In December 2021, in response to loss of public trust towards the authenticity of content hosted on its platform, Xiaohongshu formed a dedicated team to identify and remove fraudulent content. A system that uses algorithms and human checks to block falsified content was also implemented. Since then, the platform has banned 81 brands and merchants, deleted 172,600 fake reviews, and disabled 53,600 accounts, according to the company.

On 19 January 2022, an announcement was made by Xiaohongshu indicating that the company had filed a lawsuit against four companies behind several ghostwriting broker sites in an attempt to restore consumer trust. In an official statement made by Xiaohongshu, the company alleged that the four companies had set up marketplaces for merchants and gig writers to carry out fraudulent practices, including the production of fake reviews and click farming. Xiaohongshu asked for US$1.57 million in compensation for damage to its reputation and the infringement of consumer rights on its platform.

On 25 January 2022, reports emerged that Xiaohongshu has received a fine totaling ¥300,000 from local authorities in Shanghai for failing to remove content that was deemed harmful to minors. The fine relates to a violation of cybersecurity law that guarantees protection for minors after an earlier media report was made by state broadcaster CCTV in December 2021, that it found videos posted on Xiaohongshu showing underage girls in various states of undress, featured in advertisements for underwear brands.

In January 2025, Texas governor Greg Abbott prohibited the app on all government devices. In September 2025, the Cyberspace Administration of China announced that it had directed the Shanghai Cyberspace Administration to penalize Xiaohongshu, which was accused of frequently featuring "negative content" on its top search lists, such as sensationalizing the personal lives of celebrities.

In March 2026, Xiaohongshu was removed from the Google Play and Apple App Store in India, following allegations in 2025 by Indian intelligence agencies that the app was being used to spread anti-India propaganda and disinformation targeting users in northeastern India, prompting the Government of India to consider banning the app on national security grounds.

=== In Taiwan ===
In December 2022, the government of Taiwan banned public sector employees from using Xiaohongshu on official devices due to national security concerns. Taiwan's Mainland Affairs Council referred to the app as a vector for united front propaganda. By 2025, Xiaohongshu had 3 million users in Taiwan, accounting for one in seventh of its population.

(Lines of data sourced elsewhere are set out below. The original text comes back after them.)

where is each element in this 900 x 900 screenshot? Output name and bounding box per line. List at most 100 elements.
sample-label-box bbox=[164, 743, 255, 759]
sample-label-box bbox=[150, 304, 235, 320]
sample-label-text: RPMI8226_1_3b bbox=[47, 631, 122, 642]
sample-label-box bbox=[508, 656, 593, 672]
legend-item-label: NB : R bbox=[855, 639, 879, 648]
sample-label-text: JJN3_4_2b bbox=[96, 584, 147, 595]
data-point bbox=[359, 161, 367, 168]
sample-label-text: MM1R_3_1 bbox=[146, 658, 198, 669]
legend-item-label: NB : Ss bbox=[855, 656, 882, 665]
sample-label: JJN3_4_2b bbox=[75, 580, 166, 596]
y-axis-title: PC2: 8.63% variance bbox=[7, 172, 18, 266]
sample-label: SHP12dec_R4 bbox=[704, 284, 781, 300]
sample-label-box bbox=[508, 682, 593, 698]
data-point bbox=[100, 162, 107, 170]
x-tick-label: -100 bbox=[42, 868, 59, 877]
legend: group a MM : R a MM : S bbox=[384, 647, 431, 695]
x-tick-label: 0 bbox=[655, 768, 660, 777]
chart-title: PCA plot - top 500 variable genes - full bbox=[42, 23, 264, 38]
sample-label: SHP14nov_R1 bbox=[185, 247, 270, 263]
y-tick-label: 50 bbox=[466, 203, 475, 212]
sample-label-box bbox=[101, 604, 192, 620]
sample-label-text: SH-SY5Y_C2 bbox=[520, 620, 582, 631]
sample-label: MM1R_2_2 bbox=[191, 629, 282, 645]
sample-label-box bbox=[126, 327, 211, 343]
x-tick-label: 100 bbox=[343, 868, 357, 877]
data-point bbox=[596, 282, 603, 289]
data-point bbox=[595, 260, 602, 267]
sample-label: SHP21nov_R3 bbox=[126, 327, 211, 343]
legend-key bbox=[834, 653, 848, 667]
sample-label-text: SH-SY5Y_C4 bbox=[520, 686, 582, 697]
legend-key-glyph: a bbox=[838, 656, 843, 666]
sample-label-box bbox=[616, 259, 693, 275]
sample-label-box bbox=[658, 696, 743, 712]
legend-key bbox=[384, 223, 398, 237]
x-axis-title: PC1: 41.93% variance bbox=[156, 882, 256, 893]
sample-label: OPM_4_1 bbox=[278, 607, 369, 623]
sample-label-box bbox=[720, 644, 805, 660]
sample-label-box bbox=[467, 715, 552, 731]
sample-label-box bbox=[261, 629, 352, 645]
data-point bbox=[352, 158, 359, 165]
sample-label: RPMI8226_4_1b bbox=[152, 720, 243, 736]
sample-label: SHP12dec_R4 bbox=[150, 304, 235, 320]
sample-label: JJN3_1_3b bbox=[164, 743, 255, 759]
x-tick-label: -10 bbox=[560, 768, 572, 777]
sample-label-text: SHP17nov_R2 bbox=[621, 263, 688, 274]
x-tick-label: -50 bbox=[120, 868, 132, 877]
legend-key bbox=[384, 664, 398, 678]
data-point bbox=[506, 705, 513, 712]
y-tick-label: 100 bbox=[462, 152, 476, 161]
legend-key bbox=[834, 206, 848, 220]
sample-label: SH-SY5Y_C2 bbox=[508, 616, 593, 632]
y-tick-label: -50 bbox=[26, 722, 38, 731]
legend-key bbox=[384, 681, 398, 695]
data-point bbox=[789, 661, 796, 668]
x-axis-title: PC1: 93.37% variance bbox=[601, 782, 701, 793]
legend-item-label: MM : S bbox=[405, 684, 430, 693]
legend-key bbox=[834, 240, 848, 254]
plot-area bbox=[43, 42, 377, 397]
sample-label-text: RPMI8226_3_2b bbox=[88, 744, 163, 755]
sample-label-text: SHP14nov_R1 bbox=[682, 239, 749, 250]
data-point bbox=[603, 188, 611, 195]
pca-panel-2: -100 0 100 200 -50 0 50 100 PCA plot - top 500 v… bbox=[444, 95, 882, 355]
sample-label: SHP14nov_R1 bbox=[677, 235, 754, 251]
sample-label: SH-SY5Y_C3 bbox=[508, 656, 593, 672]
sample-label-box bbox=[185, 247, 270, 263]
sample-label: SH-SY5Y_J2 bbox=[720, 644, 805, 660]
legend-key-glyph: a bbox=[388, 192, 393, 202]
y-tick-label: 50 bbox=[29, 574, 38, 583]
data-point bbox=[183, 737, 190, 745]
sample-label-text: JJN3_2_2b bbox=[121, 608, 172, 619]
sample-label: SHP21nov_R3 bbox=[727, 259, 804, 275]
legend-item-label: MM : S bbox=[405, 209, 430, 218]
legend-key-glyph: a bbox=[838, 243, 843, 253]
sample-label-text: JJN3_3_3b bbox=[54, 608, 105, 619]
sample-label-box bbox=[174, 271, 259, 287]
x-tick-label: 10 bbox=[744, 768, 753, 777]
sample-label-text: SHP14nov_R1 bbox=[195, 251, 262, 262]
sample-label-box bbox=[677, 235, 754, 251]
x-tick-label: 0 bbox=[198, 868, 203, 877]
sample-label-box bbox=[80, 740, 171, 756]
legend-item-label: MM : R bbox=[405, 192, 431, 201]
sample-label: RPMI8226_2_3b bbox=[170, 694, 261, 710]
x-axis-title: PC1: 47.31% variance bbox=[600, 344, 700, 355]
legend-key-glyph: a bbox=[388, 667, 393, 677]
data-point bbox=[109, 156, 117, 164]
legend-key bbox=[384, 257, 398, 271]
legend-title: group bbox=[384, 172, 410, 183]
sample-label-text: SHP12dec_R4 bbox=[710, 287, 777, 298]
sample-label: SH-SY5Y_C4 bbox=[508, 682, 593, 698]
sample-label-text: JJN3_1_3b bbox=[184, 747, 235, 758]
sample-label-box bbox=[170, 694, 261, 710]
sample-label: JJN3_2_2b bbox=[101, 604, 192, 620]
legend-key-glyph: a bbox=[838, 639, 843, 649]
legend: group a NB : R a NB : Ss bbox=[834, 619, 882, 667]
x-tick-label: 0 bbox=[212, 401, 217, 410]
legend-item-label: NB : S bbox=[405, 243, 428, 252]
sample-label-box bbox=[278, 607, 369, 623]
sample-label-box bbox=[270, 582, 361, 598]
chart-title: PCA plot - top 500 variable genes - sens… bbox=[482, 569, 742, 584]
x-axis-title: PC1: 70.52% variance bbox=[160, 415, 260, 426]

In November 2025, Taiwan's Ministry of Education has warned against the harmful impact of Xiaohongshu and related app TikTok on body image and ensuing self harm related to weight loss especially in teenagers. Civil society groups warn that these apps push users down "rabbit holes" and then surround them in an "information cocoon". In December 2025, the Taiwanese government announced a one-year suspension of access to the app in the country, citing fraud concerns. The Criminal Investigation Bureau claimed the app poses risks to users' personal data and was involved in 1,706 fraud cases since 2024. The move was criticized by many, including the opposition Kuomintang, as government censorship that would damage Taiwan's reputation for internet freedom. It additionally prompted some Taiwanese users to download virtual private networks to bypass the ban.